De geschiedenis van de Hoeksche-Waard en Puttershoek.
Romeinse tijd
Door recente archeologische vondsten is gebleken dat de Hoeksche Waard in de
Romeinse tijd, ongeveer vanaf het midden van de eerste- tot het begin van de
vierde eeuw, zeer belangrijk was. Dat is niet verwonderlijk; deze streek lag in
het gebied waar diverse belangrijke Europese rivieren samenkwamen. Bovendien was
transport over water toen nog belangrijker dan nu. De Hoeksche Waard was niet
alleen een strategisch gebied van boven-regionale betekenis voor de handel, maar
was dit ook in militair opzicht. De streek was dichtbevolkt en welvarend.

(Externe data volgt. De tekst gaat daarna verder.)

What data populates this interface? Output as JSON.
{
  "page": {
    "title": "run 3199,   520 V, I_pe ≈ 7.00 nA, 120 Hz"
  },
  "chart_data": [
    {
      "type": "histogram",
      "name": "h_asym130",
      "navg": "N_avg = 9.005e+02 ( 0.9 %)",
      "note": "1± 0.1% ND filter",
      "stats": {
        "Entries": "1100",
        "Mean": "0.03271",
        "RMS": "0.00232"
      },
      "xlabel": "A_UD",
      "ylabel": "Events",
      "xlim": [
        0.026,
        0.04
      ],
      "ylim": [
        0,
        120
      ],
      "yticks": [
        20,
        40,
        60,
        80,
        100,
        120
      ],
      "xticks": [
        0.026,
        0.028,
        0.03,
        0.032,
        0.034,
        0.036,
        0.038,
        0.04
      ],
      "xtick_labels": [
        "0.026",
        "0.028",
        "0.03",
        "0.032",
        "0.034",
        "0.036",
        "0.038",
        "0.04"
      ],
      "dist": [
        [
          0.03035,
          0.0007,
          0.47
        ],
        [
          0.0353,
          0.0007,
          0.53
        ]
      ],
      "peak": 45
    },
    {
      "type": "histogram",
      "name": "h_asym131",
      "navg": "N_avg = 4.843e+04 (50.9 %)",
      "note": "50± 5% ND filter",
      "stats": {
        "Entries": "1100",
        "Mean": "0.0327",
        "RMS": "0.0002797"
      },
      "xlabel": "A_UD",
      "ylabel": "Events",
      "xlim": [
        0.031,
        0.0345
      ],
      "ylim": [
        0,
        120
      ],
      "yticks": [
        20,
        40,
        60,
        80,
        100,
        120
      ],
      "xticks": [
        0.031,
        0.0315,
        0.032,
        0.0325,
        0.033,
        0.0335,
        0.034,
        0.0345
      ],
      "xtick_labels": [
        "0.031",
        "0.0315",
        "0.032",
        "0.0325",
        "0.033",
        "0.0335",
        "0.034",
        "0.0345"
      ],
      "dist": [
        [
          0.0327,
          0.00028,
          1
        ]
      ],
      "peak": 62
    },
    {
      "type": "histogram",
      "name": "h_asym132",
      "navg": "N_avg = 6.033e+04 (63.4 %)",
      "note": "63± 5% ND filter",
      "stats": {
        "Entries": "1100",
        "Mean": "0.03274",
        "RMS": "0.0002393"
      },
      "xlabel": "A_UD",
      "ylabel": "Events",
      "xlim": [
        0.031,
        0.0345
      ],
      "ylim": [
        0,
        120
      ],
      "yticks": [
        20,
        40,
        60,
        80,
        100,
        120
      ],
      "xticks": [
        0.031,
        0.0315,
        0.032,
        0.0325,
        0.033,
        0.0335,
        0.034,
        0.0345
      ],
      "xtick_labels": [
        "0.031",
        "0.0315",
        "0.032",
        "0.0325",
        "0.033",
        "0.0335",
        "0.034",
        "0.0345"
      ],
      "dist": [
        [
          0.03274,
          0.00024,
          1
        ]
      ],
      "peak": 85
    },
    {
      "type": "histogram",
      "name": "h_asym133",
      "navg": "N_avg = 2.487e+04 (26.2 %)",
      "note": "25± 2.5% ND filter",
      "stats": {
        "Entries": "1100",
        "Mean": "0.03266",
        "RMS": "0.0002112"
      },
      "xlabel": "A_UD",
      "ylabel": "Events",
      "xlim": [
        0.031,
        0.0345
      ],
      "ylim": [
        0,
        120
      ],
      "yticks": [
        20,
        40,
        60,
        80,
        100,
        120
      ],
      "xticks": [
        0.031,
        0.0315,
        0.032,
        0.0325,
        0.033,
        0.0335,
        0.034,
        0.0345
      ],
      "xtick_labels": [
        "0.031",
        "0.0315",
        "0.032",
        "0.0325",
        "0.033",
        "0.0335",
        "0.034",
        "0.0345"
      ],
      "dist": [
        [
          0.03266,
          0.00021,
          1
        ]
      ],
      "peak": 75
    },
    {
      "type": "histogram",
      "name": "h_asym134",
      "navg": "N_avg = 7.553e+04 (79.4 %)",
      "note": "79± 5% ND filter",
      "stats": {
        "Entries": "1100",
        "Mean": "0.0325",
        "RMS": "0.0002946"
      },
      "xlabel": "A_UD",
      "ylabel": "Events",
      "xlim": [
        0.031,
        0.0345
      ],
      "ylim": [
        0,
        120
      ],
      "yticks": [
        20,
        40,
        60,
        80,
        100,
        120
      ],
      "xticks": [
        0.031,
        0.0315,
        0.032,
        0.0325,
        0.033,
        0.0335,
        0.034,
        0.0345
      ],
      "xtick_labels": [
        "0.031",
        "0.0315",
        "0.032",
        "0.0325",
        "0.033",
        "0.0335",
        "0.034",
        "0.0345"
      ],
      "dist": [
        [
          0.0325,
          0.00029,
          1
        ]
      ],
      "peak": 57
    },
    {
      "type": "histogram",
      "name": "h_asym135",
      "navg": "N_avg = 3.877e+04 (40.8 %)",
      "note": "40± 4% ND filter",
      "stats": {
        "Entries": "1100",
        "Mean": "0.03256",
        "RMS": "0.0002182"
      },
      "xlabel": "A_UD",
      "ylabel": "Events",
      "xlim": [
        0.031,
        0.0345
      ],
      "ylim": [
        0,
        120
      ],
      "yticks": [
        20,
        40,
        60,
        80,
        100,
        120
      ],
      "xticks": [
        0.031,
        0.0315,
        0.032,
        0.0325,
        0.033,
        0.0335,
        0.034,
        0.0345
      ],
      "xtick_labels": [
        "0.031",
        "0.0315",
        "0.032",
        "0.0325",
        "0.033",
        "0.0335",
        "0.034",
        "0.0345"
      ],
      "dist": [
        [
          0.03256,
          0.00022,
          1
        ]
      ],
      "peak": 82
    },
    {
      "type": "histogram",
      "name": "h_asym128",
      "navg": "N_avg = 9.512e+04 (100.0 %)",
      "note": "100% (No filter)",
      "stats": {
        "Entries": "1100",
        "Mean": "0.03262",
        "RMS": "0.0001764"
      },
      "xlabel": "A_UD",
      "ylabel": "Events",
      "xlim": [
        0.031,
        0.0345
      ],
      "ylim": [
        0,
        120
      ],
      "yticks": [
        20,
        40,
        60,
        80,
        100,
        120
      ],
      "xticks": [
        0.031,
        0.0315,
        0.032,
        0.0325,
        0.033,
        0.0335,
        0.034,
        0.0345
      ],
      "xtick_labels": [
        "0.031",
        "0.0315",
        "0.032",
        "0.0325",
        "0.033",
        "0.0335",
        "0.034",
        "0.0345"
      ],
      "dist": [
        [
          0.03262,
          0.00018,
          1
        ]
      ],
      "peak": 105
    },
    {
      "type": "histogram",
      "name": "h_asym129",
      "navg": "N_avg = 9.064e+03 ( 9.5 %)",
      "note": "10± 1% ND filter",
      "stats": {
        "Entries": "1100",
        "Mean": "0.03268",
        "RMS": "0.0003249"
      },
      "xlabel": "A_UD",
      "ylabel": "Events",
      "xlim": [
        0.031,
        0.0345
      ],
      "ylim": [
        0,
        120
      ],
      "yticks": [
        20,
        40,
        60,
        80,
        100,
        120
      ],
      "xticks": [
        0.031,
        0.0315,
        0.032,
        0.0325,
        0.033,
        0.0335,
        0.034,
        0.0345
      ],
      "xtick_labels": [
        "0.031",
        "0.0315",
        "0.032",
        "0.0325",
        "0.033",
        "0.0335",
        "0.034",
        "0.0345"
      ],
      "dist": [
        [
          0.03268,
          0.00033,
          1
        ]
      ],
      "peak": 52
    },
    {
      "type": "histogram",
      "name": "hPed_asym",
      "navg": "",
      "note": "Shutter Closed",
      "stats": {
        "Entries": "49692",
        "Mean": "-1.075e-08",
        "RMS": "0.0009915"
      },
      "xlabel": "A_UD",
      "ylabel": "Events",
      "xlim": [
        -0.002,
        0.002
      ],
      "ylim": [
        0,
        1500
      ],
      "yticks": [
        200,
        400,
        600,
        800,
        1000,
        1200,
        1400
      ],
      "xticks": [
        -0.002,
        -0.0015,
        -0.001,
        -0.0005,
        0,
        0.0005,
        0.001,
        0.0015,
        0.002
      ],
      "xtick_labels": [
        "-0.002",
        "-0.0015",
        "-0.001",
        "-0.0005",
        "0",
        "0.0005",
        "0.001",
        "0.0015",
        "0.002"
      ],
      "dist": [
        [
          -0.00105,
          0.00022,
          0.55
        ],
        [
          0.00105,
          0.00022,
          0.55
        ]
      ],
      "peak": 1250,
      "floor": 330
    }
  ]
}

De eerste sporen van de Romeinen in de Hoeksche Waard werden al in de vorige
eeuw gevonden in Numansdorp. De meeste archeologische vondsten op het eiland
zijn naar boven gekomen bij de aanleg van iets nieuws, bijvoorbeeld een woonwijk
of weg. Zo ook destijds in Numansdorp; bij de aanleg van de tram werden daar in
1896 zilverbaren en munten gevonden.
In de jaren zestig van deze eeuw werd zand van de bodem van de Binnenmaas
gewonnen voor de aanleg van de snelweg A 29 door de Hoeksche Waard. Daarbij
werd, behalve het zand, onder meer een spoor van Romeinse bewoning opgezogen.
Ook kwamen toen nog oudere resten, van o.a. mammoeten aan de oppervlakte.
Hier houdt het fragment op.